Kali ini, aku sakit bukan karena wabah, lebih tepatnya karena jarak dan waktu. Berpisah jauh dengan orang terkasih adalah hal yang sulit untuk disembuhkan. Apalagi perpisahan ini masih belum tahu kapan akan berujung. Sebab, pandemi yang jumlah korbannya semakin lama semakin tinggi, menjadikan para WNI yang berada di luar negeri belum boleh pulang ke tanah air. Meskipun boleh, mungkin akan ada banyak persyaratan yang harus dipenuhi dan diselesaikan.
Sudah sejak awal pandemi ini menyebar secara global, suamiku masih harus bertahan di perairan luar negeri. Sekalinya menepi, itu pun tidak di laut Indonesia. Ia masih harus berlayar di tengah lautan yang jaraknya begitu jauh dari tempat aku tinggal. Meski kami sama-sama menahan rindu, tapi keadaan seperti inilah yang perlu kami jalani.

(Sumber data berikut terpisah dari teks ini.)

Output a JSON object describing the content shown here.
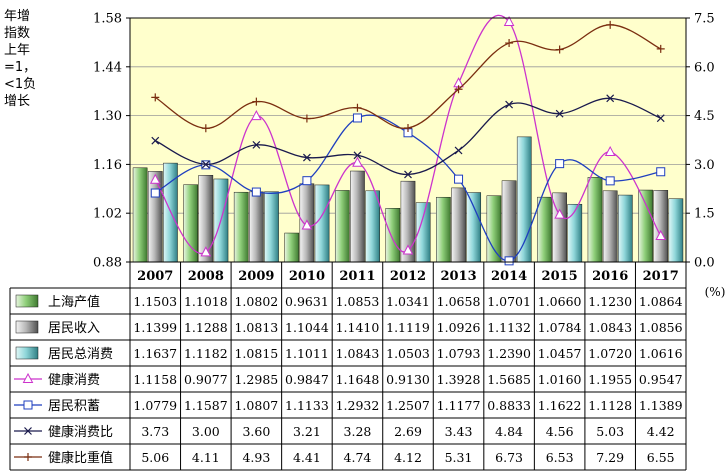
{
  "left_axis_label_lines": [
    "年增",
    "指数",
    "上年",
    "=1，",
    "<1负",
    "增长"
  ],
  "right_axis_unit": "(%)",
  "chart_data": {
    "type": "bar",
    "categories": [
      "2007",
      "2008",
      "2009",
      "2010",
      "2011",
      "2012",
      "2013",
      "2014",
      "2015",
      "2016",
      "2017"
    ],
    "left_axis": {
      "ylim": [
        0.88,
        1.58
      ],
      "ticks": [
        "0.88",
        "1.02",
        "1.16",
        "1.30",
        "1.44",
        "1.58"
      ]
    },
    "right_axis": {
      "ylim": [
        0.0,
        7.5
      ],
      "ticks": [
        "0.0",
        "1.5",
        "3.0",
        "4.5",
        "6.0",
        "7.5"
      ]
    },
    "series": [
      {
        "name": "上海产值",
        "kind": "bar",
        "axis": "left",
        "color": "#5b9a4a",
        "values": [
          1.1503,
          1.1018,
          1.0802,
          0.9631,
          1.0853,
          1.0341,
          1.0658,
          1.0701,
          1.066,
          1.123,
          1.0864
        ],
        "labels": [
          "1.1503",
          "1.1018",
          "1.0802",
          "0.9631",
          "1.0853",
          "1.0341",
          "1.0658",
          "1.0701",
          "1.0660",
          "1.1230",
          "1.0864"
        ]
      },
      {
        "name": "居民收入",
        "kind": "bar",
        "axis": "left",
        "color": "#7f7f7f",
        "values": [
          1.1399,
          1.1288,
          1.0813,
          1.1044,
          1.141,
          1.1119,
          1.0926,
          1.1132,
          1.0784,
          1.0843,
          1.0856
        ],
        "labels": [
          "1.1399",
          "1.1288",
          "1.0813",
          "1.1044",
          "1.1410",
          "1.1119",
          "1.0926",
          "1.1132",
          "1.0784",
          "1.0843",
          "1.0856"
        ]
      },
      {
        "name": "居民总消费",
        "kind": "bar",
        "axis": "left",
        "color": "#4aa3a8",
        "values": [
          1.1637,
          1.1182,
          1.0815,
          1.1011,
          1.0843,
          1.0503,
          1.0793,
          1.239,
          1.0457,
          1.072,
          1.0616
        ],
        "labels": [
          "1.1637",
          "1.1182",
          "1.0815",
          "1.1011",
          "1.0843",
          "1.0503",
          "1.0793",
          "1.2390",
          "1.0457",
          "1.0720",
          "1.0616"
        ]
      },
      {
        "name": "健康消费",
        "kind": "line",
        "axis": "left",
        "marker": "triangle",
        "color": "#cc33cc",
        "values": [
          1.1158,
          0.9077,
          1.2985,
          0.9847,
          1.1648,
          0.913,
          1.3928,
          1.5685,
          1.016,
          1.1955,
          0.9547
        ],
        "labels": [
          "1.1158",
          "0.9077",
          "1.2985",
          "0.9847",
          "1.1648",
          "0.9130",
          "1.3928",
          "1.5685",
          "1.0160",
          "1.1955",
          "0.9547"
        ]
      },
      {
        "name": "居民积蓄",
        "kind": "line",
        "axis": "left",
        "marker": "square",
        "color": "#1f3fbf",
        "values": [
          1.0779,
          1.1587,
          1.0807,
          1.1133,
          1.2932,
          1.2507,
          1.1177,
          0.8833,
          1.1622,
          1.1128,
          1.1389
        ],
        "labels": [
          "1.0779",
          "1.1587",
          "1.0807",
          "1.1133",
          "1.2932",
          "1.2507",
          "1.1177",
          "0.8833",
          "1.1622",
          "1.1128",
          "1.1389"
        ]
      },
      {
        "name": "健康消费比",
        "kind": "line",
        "axis": "right",
        "marker": "x",
        "color": "#1a1a4d",
        "values": [
          3.73,
          3.0,
          3.6,
          3.21,
          3.28,
          2.69,
          3.43,
          4.84,
          4.56,
          5.03,
          4.42
        ],
        "labels": [
          "3.73",
          "3.00",
          "3.60",
          "3.21",
          "3.28",
          "2.69",
          "3.43",
          "4.84",
          "4.56",
          "5.03",
          "4.42"
        ]
      },
      {
        "name": "健康比重值",
        "kind": "line",
        "axis": "right",
        "marker": "plus",
        "color": "#7a2e10",
        "values": [
          5.06,
          4.11,
          4.93,
          4.41,
          4.74,
          4.12,
          5.31,
          6.73,
          6.53,
          7.29,
          6.55
        ],
        "labels": [
          "5.06",
          "4.11",
          "4.93",
          "4.41",
          "4.74",
          "4.12",
          "5.31",
          "6.73",
          "6.53",
          "7.29",
          "6.55"
        ]
      }
    ],
    "plot_background": "#ffffcc",
    "grid": true,
    "legend": "data table below chart"
  }
}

Tidak boleh saling mengeluh, yang boleh hanyalah saling berpura-pura bahwa kita semua baik-baik saja. Jangan sampai, rindu itu menerobos pondasi rumah tangga yang sudah bertahun-tahun kami jalani. Jika rindu itu dibiarkan memberontak, yang ada hanya ancaman bagi rumah tangga kami. Biarkan, rasa rindu kami menjadi sebuaha doa yang selalu dipanjatkan di setiap sujud yang panjang.
Kondisi seperti ini mengharuskan kami untuk terus berteguh pendirian dengan cara berdiam diri di dalam rumah. Menikmati pergantian hari dan bulan dengan melakukan semuanya dari rumah. Sekolah, bekerja, beribadah, bahkan jalan-jalan pun dilakukan secara virtual.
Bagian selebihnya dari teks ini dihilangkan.